Innsbruck

300 Verbrechen, 170.000 Euro Schaden: Betrügerpaar gefasst

Ein Innsbrucker Ehepaar soll mit Betrügereien einen Schaden von 170.000 Euro angerichtet haben. Die Polizei ermittelt.

Von Thomas Hörmann

Innsbruck – 303 Straftaten, 33 geschädigte Firmen und Institutionen, 170.000 Euro Schaden: Beamte der Polizeiinspektion Flughafen konnten jetzt eine umfangreiche Betrugsserie klären und zwei Verdächtige ausforschen. Bei den mutmaßlichen Tätern handelt es sich um einen 37-jährigen Frühpensionisten und eine 42-jährige Deutsche.

Beim Großteil der Straftaten war das Internet der Tatort: Der Tiroler und seine deutsche Ehefrau bestellten Waren, blieben aber die Rechnungen schuldig. Am Einkaufszettel des Paares standen vor allem hochpreisige Smartphones, Tablet-PCs und Laptops. Mit falschen Namen, Geburtsdaten und Adressen sorgten die mutmaßlichen Betrüger dafür, dass die Rechnungen ins Leere gingen.

Auch Markenbekleidung und Alltagswaren wechselten auf diese Weise die Besitzer.

Das Ehepaar bestellte nicht nur für den Eigenbedarf. Vor allem Handys und Computer verkauften die Verdächtigen an einen mutmaßlichen Hehler­ (33). Der Tiroler wurde ebenfalls ausgeforscht. Der Mann hat die Hehlereien zumindest­ teilweise gestanden­.

Internetbetrug war aber nicht das einzige Standbein des Innsbrucker Ehepaares. Wie die Ermittler herausfanden, täuschten die beiden auch Bedürftigkeit und Notlagen vor, um Sozialleistungen zu erhalten.

Tatsächlich waren der 37-Jährige und seine Ehefrau auch als illegale Unternehmer erfolgreich. Das Paar betrieb ohne Bewilligung „unzählige Erotikseiten“ (Polizeibericht) inklusive Prostitution und gebührenpflichtigen Erotikdienstleistungen. Das Paar führte auch eine Computerwerkstatt.
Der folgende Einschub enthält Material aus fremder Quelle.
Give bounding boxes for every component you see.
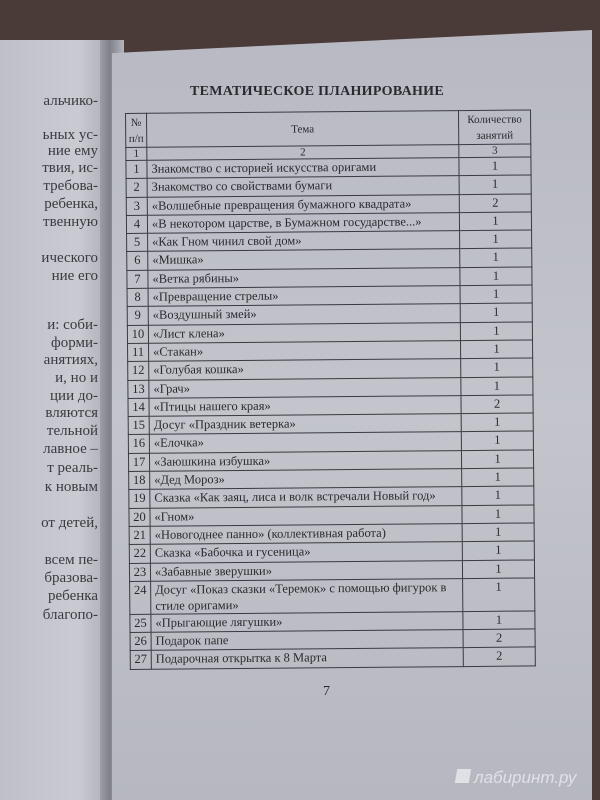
row-number: 1 (125, 160, 148, 179)
row-number: 9 (127, 306, 149, 326)
row-count: 1 (462, 577, 535, 612)
table-row: 24 Досуг «Показ сказки «Теремок» с помощь… (129, 577, 535, 615)
table-header-row: № п/п Тема Количество занятий (125, 109, 531, 148)
row-count: 2 (460, 394, 534, 414)
header-topic: Тема (146, 110, 459, 148)
row-number: 3 (126, 196, 148, 216)
row-number: 5 (126, 233, 148, 252)
row-number: 23 (129, 562, 151, 582)
thematic-plan-table: № п/п Тема Количество занятий 1 2 3 1 Зна… (125, 109, 536, 670)
header-count: Количество занятий (458, 109, 531, 145)
row-count: 2 (463, 647, 536, 667)
row-number: 7 (126, 270, 149, 289)
row-count: 1 (460, 303, 533, 323)
row-number: 19 (128, 489, 150, 509)
page-number: 7 (323, 684, 330, 699)
row-number: 14 (127, 398, 150, 417)
labirint-logo-icon (454, 769, 472, 783)
watermark: лабиринт.ру (454, 768, 577, 788)
row-number: 12 (127, 361, 149, 381)
left-page-text-line: ребенка (48, 588, 98, 604)
left-page-text-line: твенную (43, 214, 98, 230)
left-page-text-line: ребенка, (44, 196, 98, 212)
left-page-text-line: т реаль- (47, 460, 98, 476)
row-count: 1 (459, 230, 532, 250)
row-number: 21 (129, 526, 151, 545)
row-count: 1 (461, 467, 534, 487)
row-number: 27 (130, 650, 152, 670)
row-count: 1 (462, 541, 535, 561)
left-page-text-line: анятиях, (43, 352, 98, 368)
column-index: 3 (458, 143, 531, 158)
header-num: № п/п (125, 113, 147, 148)
row-number: 20 (128, 507, 151, 527)
row-topic: Досуг «Показ сказки «Теремок» с помощью … (150, 578, 463, 615)
left-page-text-line: ического (41, 250, 98, 266)
row-count: 1 (460, 339, 533, 359)
row-number: 25 (129, 614, 152, 633)
table-row: 27 Подарочная открытка к 8 Марта 2 (130, 647, 536, 670)
left-page-text-line: от детей, (41, 515, 98, 531)
left-page-text-line: требова- (43, 178, 98, 194)
left-page-text-line: ние ему (47, 143, 98, 159)
row-count: 1 (461, 449, 534, 469)
row-number: 15 (128, 416, 150, 435)
row-number: 2 (126, 178, 148, 198)
row-number: 6 (126, 251, 148, 271)
page-title: ТЕМАТИЧЕСКОЕ ПЛАНИРОВАНИЕ (190, 84, 445, 99)
left-page-text-line: форми- (50, 335, 98, 351)
row-count: 1 (460, 358, 533, 378)
row-count: 1 (462, 610, 536, 630)
column-index: 1 (125, 147, 147, 161)
row-number: 4 (126, 215, 148, 234)
left-page-text-line: всем пе- (44, 552, 98, 568)
watermark-text: лабиринт.ру (474, 768, 577, 787)
row-number: 10 (127, 324, 149, 344)
row-count: 1 (458, 156, 532, 176)
row-count: 1 (462, 559, 535, 579)
row-count: 2 (463, 629, 536, 648)
row-count: 1 (461, 486, 534, 506)
row-number: 11 (127, 343, 149, 362)
row-count: 1 (460, 321, 533, 341)
row-topic: Подарочная открытка к 8 Марта (151, 647, 464, 670)
left-page-text-line: ние его (51, 268, 98, 284)
row-count: 1 (460, 376, 533, 396)
row-number: 16 (128, 434, 150, 454)
left-page-text-line: благопо- (42, 607, 98, 623)
left-page-text-line: и, но и (55, 370, 98, 386)
row-number: 26 (130, 632, 152, 651)
row-count: 1 (459, 175, 532, 195)
row-count: 1 (462, 522, 535, 542)
row-number: 13 (127, 379, 149, 399)
row-number: 17 (128, 453, 150, 472)
left-page-text-line: к новым (44, 479, 98, 495)
row-count: 1 (461, 413, 534, 433)
left-page: альчико-ьных ус-ние ему твия, ис-требова-… (0, 40, 112, 800)
row-number: 22 (129, 544, 151, 564)
row-count: 2 (459, 193, 532, 213)
row-number: 18 (128, 471, 150, 490)
row-count: 1 (460, 285, 533, 304)
left-page-text-line: альчико- (43, 93, 98, 109)
left-page-text-line: и: соби- (47, 317, 98, 333)
left-page-text-line: бразова- (44, 570, 98, 586)
left-page-text-line: вляются (45, 405, 98, 421)
left-page-text-line: твия, ис- (42, 160, 98, 176)
left-page-text-line: тельной (46, 423, 98, 439)
left-page-text-line: лавное – (43, 441, 98, 457)
right-page (112, 30, 592, 800)
row-count: 1 (459, 211, 532, 231)
row-count: 1 (461, 504, 535, 524)
row-number: 24 (129, 581, 151, 615)
row-count: 1 (461, 431, 534, 451)
left-page-text-line: ьных ус- (42, 127, 98, 143)
row-count: 1 (459, 266, 533, 286)
left-page-text-line: ции до- (50, 388, 98, 404)
row-number: 8 (127, 288, 149, 307)
row-count: 1 (459, 248, 532, 268)
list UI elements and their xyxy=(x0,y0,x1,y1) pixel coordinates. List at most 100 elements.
Spendenbetrug war laut Polizei das dritte Standbein des Paares. Die Innsbrucker sammelten regelmäßig für das SOS-Kinderdorf, ohne die Spenden an die Hilfsorganisation weiterzuleiten.

Die Verdächtigen haben die Straftaten größtenteils gestanden. So gaben sie zu, im Lauf der vergangenen Jahre 150 Smartphones und Laptops an einen Hehler verkauft zu haben.

Die Polizeibeamten haben einige wenige Beutestücke sichergestellt. Auch Bargeld wurde im Auftrag der Staatsanwaltschaft beschlagnahmt.